A victory for the ages
As the Bangladesh Football Federation (BFF) tried to warm up to the footsteps of USA and Europe by laboriously introducing football among women in 2004, a major roadblock came in the form of fundamentalists. There were violent protests to stop women from playing football or sport for that matter. That tournament, however, eventually took place, amid heavy police security, after women's organisations came out on the streets and some brave football officials remained steadfast.
It is quite remarkable to think that only twelve years later the game has brought about one of the most glorious moments of Bangladesh's sporting history as the Bangladesh under-16 women's were placed among the eight best Asian teams. The game had stuttered quite a few times in those 12 intervening years, but there were sure signs of progress. Those little steps -- the nationwide staging of Bangamata Gold Cup, the women's national team players going for overseas stints, and back-to-back AFC U-14 Zonal Women's Championship titles -- culminated at the Big Bowl last night. Bangladesh surely has turned a corner.
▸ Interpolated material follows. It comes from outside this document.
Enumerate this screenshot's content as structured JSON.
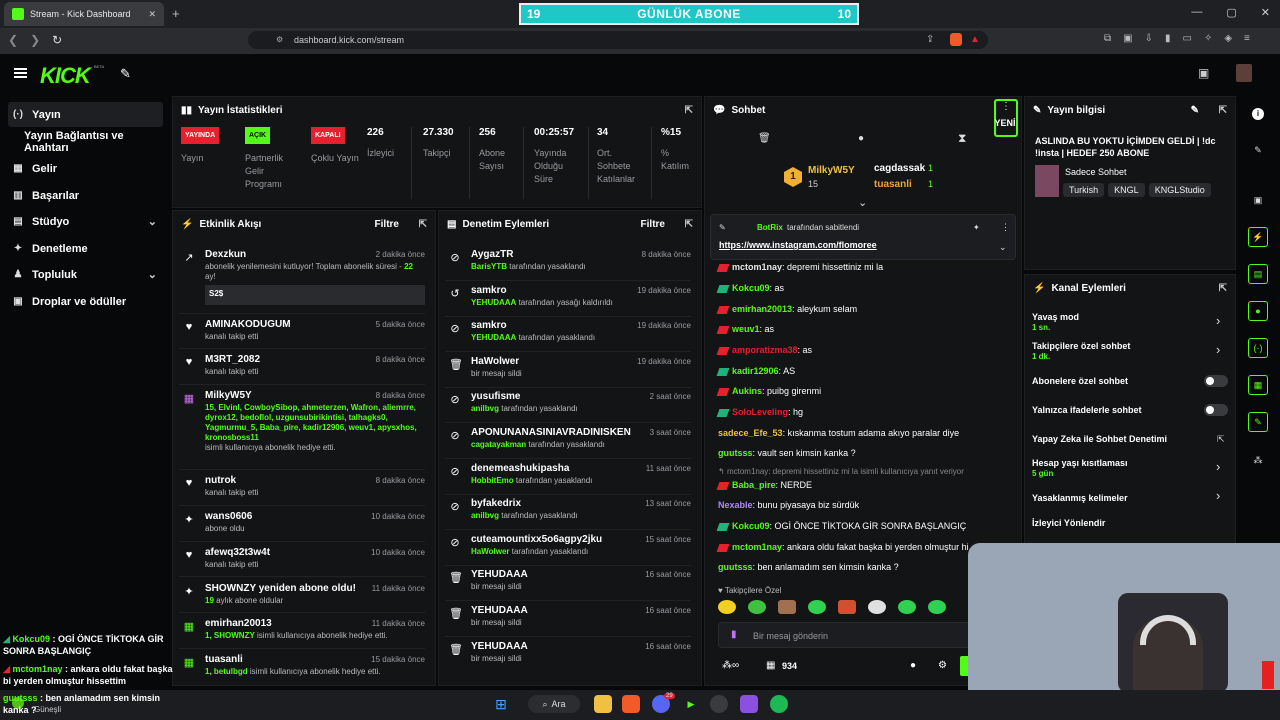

Coach Golam Rabbani Choton, who has overseen three SAFF Women's Championship campaigns and two South Asian (SA) Games campaigns apart from successfully guiding the under-14 side to back-to-back successes over the last five years, saw the success coming.
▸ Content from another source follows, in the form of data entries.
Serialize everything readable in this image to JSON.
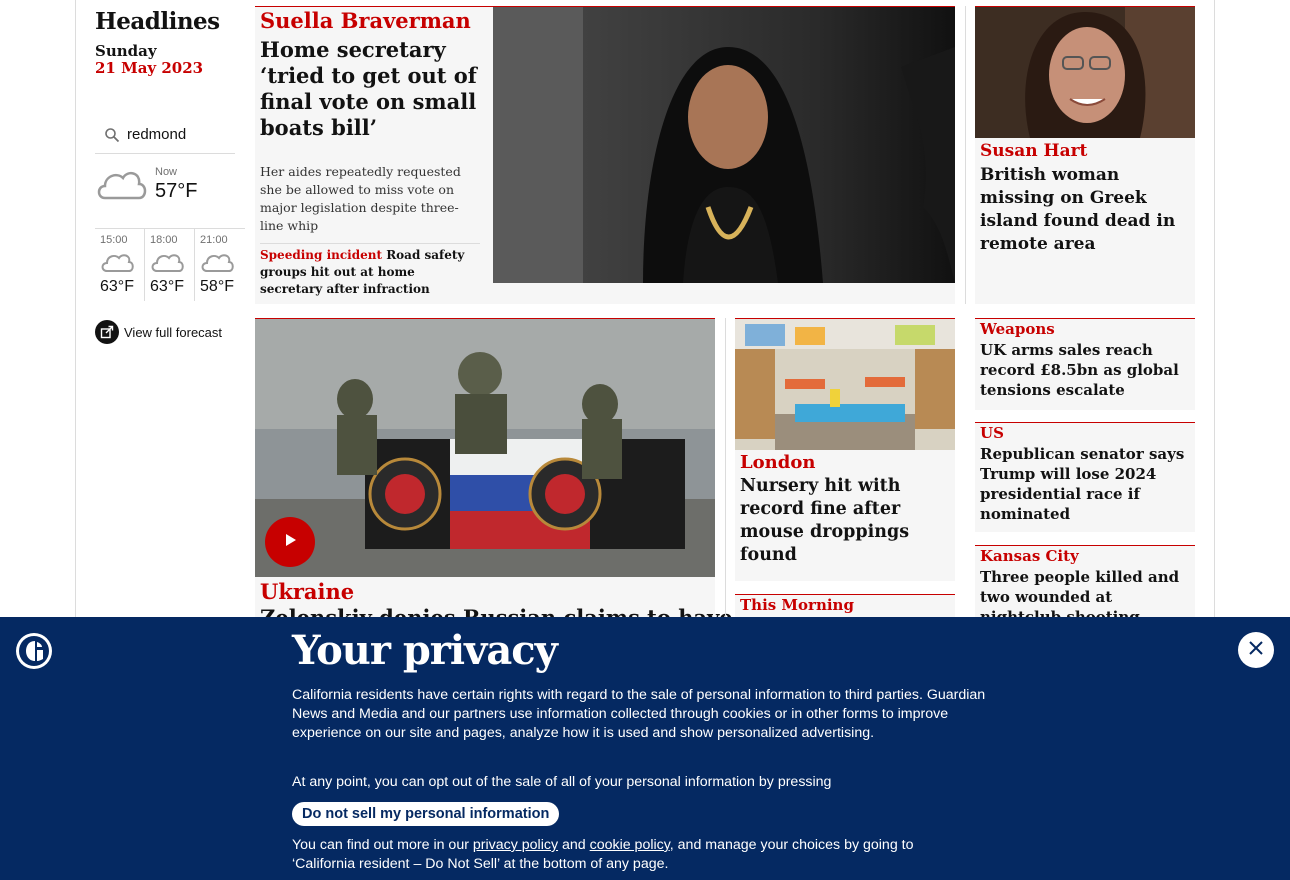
{
  "sidebar": {
    "title": "Headlines",
    "day": "Sunday",
    "date": "21 May 2023",
    "location": "redmond",
    "now_label": "Now",
    "now_temp": "57°F",
    "forecast": [
      {
        "time": "15:00",
        "temp": "63°F"
      },
      {
        "time": "18:00",
        "temp": "63°F"
      },
      {
        "time": "21:00",
        "temp": "58°F"
      }
    ],
    "full_forecast_label": "View full forecast"
  },
  "main_story": {
    "kicker": "Suella Braverman",
    "headline": "Home secretary ‘tried to get out of final vote on small boats bill’",
    "standfirst": "Her aides repeatedly requested she be allowed to miss vote on major legislation despite three-line whip",
    "sublink_kicker": "Speeding incident",
    "sublink_text": "Road safety groups hit out at home secretary after infraction"
  },
  "right_story": {
    "kicker": "Susan Hart",
    "headline": "British woman missing on Greek island found dead in remote area"
  },
  "video_story": {
    "kicker": "Ukraine",
    "headline": "Zelenskiy denies Russian claims to have"
  },
  "nursery_story": {
    "kicker": "London",
    "headline": "Nursery hit with record fine after mouse droppings found"
  },
  "this_morning": {
    "kicker": "This Morning"
  },
  "small_stories": [
    {
      "kicker": "Weapons",
      "headline": "UK arms sales reach record £8.5bn as global tensions escalate"
    },
    {
      "kicker": "US",
      "headline": "Republican senator says Trump will lose 2024 presidential race if nominated"
    },
    {
      "kicker": "Kansas City",
      "headline": "Three people killed and two wounded at nightclub shooting"
    }
  ],
  "privacy": {
    "title": "Your privacy",
    "body": "California residents have certain rights with regard to the sale of personal information to third parties. Guardian News and Media and our partners use information collected through cookies or in other forms to improve experience on our site and pages, analyze how it is used and show personalized advertising.",
    "body2": "At any point, you can opt out of the sale of all of your personal information by pressing",
    "button": "Do not sell my personal information",
    "body3_pre": "You can find out more in our ",
    "privacy_link": "privacy policy",
    "body3_and": " and ",
    "cookie_link": "cookie policy",
    "body3_post": ", and manage your choices by going to ‘California resident – Do Not Sell’ at the bottom of any page."
  },
  "colors": {
    "accent": "#c70000",
    "banner": "#052962"
  }
}
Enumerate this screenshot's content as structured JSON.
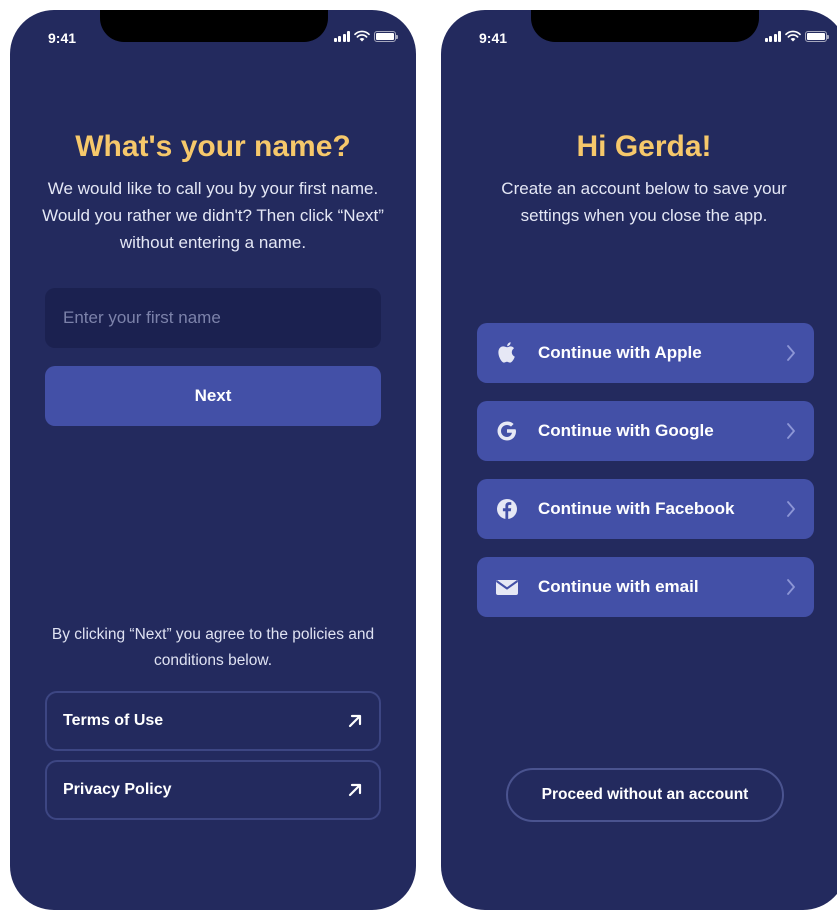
{
  "status_bar": {
    "time": "9:41"
  },
  "name_screen": {
    "title": "What's your name?",
    "subtitle": "We would like to call you by your first name. Would you rather we didn't? Then click “Next” without entering a name.",
    "input_placeholder": "Enter your first name",
    "input_value": "",
    "next_label": "Next",
    "agreement_text": "By clicking “Next” you agree to the policies and conditions below.",
    "terms_label": "Terms of Use",
    "privacy_label": "Privacy Policy"
  },
  "account_screen": {
    "title": "Hi Gerda!",
    "subtitle": "Create an account below to save your settings when you close the app.",
    "buttons": [
      {
        "label": "Continue with Apple",
        "icon": "apple-icon"
      },
      {
        "label": "Continue with Google",
        "icon": "google-icon"
      },
      {
        "label": "Continue with Facebook",
        "icon": "facebook-icon"
      },
      {
        "label": "Continue with email",
        "icon": "mail-icon"
      }
    ],
    "proceed_label": "Proceed without an account"
  },
  "colors": {
    "background": "#232a5e",
    "button": "#4350a7",
    "input": "#1b2150",
    "title": "#f6c86b",
    "outline": "#3d4683"
  }
}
“It is a result of dedication of some of the officials associated with women's football,” the revered coach said after his team's win over Taipei. “It is also a result of continuation of strategy and purpose and grooming a specific bunch year after year.”
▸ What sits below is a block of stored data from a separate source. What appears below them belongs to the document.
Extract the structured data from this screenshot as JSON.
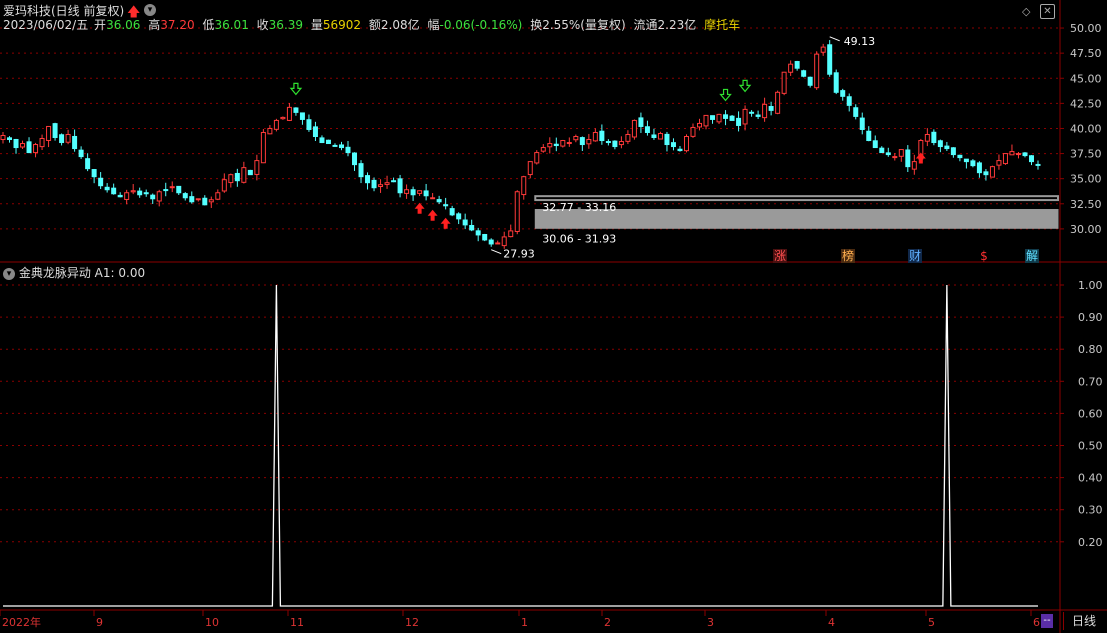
{
  "header": {
    "title": "爱玛科技(日线 前复权)",
    "date": "2023/06/02/五",
    "open_label": "开",
    "open": "36.06",
    "high_label": "高",
    "high": "37.20",
    "low_label": "低",
    "low": "36.01",
    "close_label": "收",
    "close": "36.39",
    "volume_label": "量",
    "volume": "56902",
    "amount_label": "额",
    "amount": "2.08亿",
    "change_label": "幅",
    "change": "-0.06(-0.16%)",
    "turnover": "换2.55%(量复权)",
    "float_cap": "流通2.23亿",
    "sector": "摩托车"
  },
  "indicator": {
    "name": "金典龙脉异动",
    "label": "A1: 0.00"
  },
  "markers": [
    "涨",
    "榜",
    "财",
    "$",
    "解"
  ],
  "timeframe_tab": "日线",
  "colors": {
    "up": "#ff3a3a",
    "down": "#54ffff",
    "grid": "#8b0000",
    "axis_text": "#c8c8c8",
    "ma": "#ffffff",
    "band": "#9a9a9a"
  },
  "chart_data": [
    {
      "type": "candlestick",
      "y_ticks": [
        30.0,
        32.5,
        35.0,
        37.5,
        40.0,
        42.5,
        45.0,
        47.5,
        50.0
      ],
      "ylim": [
        27.5,
        51.0
      ],
      "x_month_labels": [
        "2022年",
        "9",
        "10",
        "11",
        "12",
        "1",
        "2",
        "3",
        "4",
        "5",
        "6"
      ],
      "annotations": {
        "max": "49.13",
        "min": "27.93",
        "band_upper": "32.77 - 33.16",
        "band_lower": "30.06 - 31.93"
      },
      "bands": [
        {
          "from": 32.77,
          "to": 33.16
        },
        {
          "from": 30.06,
          "to": 31.93
        }
      ],
      "close_path": [
        39.3,
        38.9,
        38.1,
        38.5,
        37.6,
        38.4,
        39.0,
        40.2,
        39.1,
        38.6,
        39.4,
        38.0,
        37.2,
        36.0,
        35.2,
        34.3,
        33.9,
        33.5,
        33.2,
        33.6,
        33.8,
        33.4,
        33.5,
        33.0,
        33.7,
        33.9,
        34.2,
        33.6,
        33.1,
        32.7,
        33.0,
        32.4,
        32.9,
        33.6,
        34.9,
        35.4,
        34.8,
        36.1,
        35.4,
        36.8,
        39.6,
        40.0,
        40.8,
        41.1,
        42.1,
        41.6,
        40.9,
        39.9,
        39.2,
        38.6,
        38.5,
        38.3,
        38.1,
        37.6,
        36.4,
        35.2,
        34.6,
        34.1,
        34.4,
        34.6,
        34.7,
        33.6,
        33.9,
        33.4,
        33.8,
        33.3,
        33.1,
        32.7,
        32.3,
        31.4,
        31.0,
        30.4,
        29.9,
        29.4,
        28.9,
        28.5,
        28.6,
        29.2,
        29.8,
        33.7,
        35.2,
        36.7,
        37.6,
        38.1,
        38.5,
        38.3,
        38.8,
        38.6,
        39.2,
        38.4,
        38.9,
        39.6,
        38.8,
        38.7,
        38.2,
        38.7,
        39.4,
        40.8,
        40.2,
        39.6,
        39.1,
        39.5,
        38.4,
        38.2,
        37.8,
        39.2,
        40.1,
        40.5,
        41.3,
        40.9,
        41.4,
        41.0,
        40.8,
        40.3,
        41.9,
        41.6,
        41.2,
        42.4,
        41.8,
        43.6,
        45.6,
        46.4,
        46.0,
        45.2,
        44.3,
        47.4,
        48.1,
        45.4,
        43.6,
        43.2,
        42.3,
        41.2,
        39.9,
        38.8,
        38.1,
        37.6,
        37.4,
        37.2,
        37.9,
        36.2,
        36.7,
        38.8,
        39.4,
        38.6,
        38.2,
        38.0,
        37.4,
        37.1,
        36.7,
        36.3,
        35.6,
        35.4,
        36.2,
        36.8,
        37.5,
        37.7,
        37.5,
        37.3,
        36.7,
        36.4
      ]
    },
    {
      "type": "line",
      "name": "A1",
      "y_ticks": [
        0.2,
        0.3,
        0.4,
        0.5,
        0.6,
        0.7,
        0.8,
        0.9,
        1.0
      ],
      "ylim": [
        0,
        1.0
      ],
      "spikes": [
        {
          "index": 42,
          "value": 1.0
        },
        {
          "index": 145,
          "value": 1.0
        }
      ]
    }
  ]
}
Choton believes that he had made this bunch of footballers -- most of whom were part of the victorious under-14 teams -- battle-hardened by thrusting them amongst the big girls. “When I took nine of these young girls to the SA Games earlier this year, I faced a lot of criticism. I felt that we would finish third in any case, so why not give these talented girls the exposure they needed. We are reaping the rewards of that experience.”
The irony is that the incredible success of women's football is coming at a time when the privileged men's football is hitting a new nadir in every game the men's national team plays. Just the other day, the men's team slumped to a 5-0 drubbing against Maldives -- their biggest defeat to a South Asian opponent. So when Bangladesh under-16 women's team's skipper Krishna Rani Sarker was asked to comment about the contrasting fortunes, she came up with a candid reply and an incredulous look: “Men are ahead in everything -- everything including facilities. Still they are losing by 5-6 goals!”
Krishna or Choton for that matter were certainly not happy to see the men's team lose like that. But they were only pleading inside that they got some of the privileges so they could further ride the wave of success because they have earned the right to do so. And they know they would need all the support from the game's governing body and other stakeholders to make their presence felt in China come September 2017.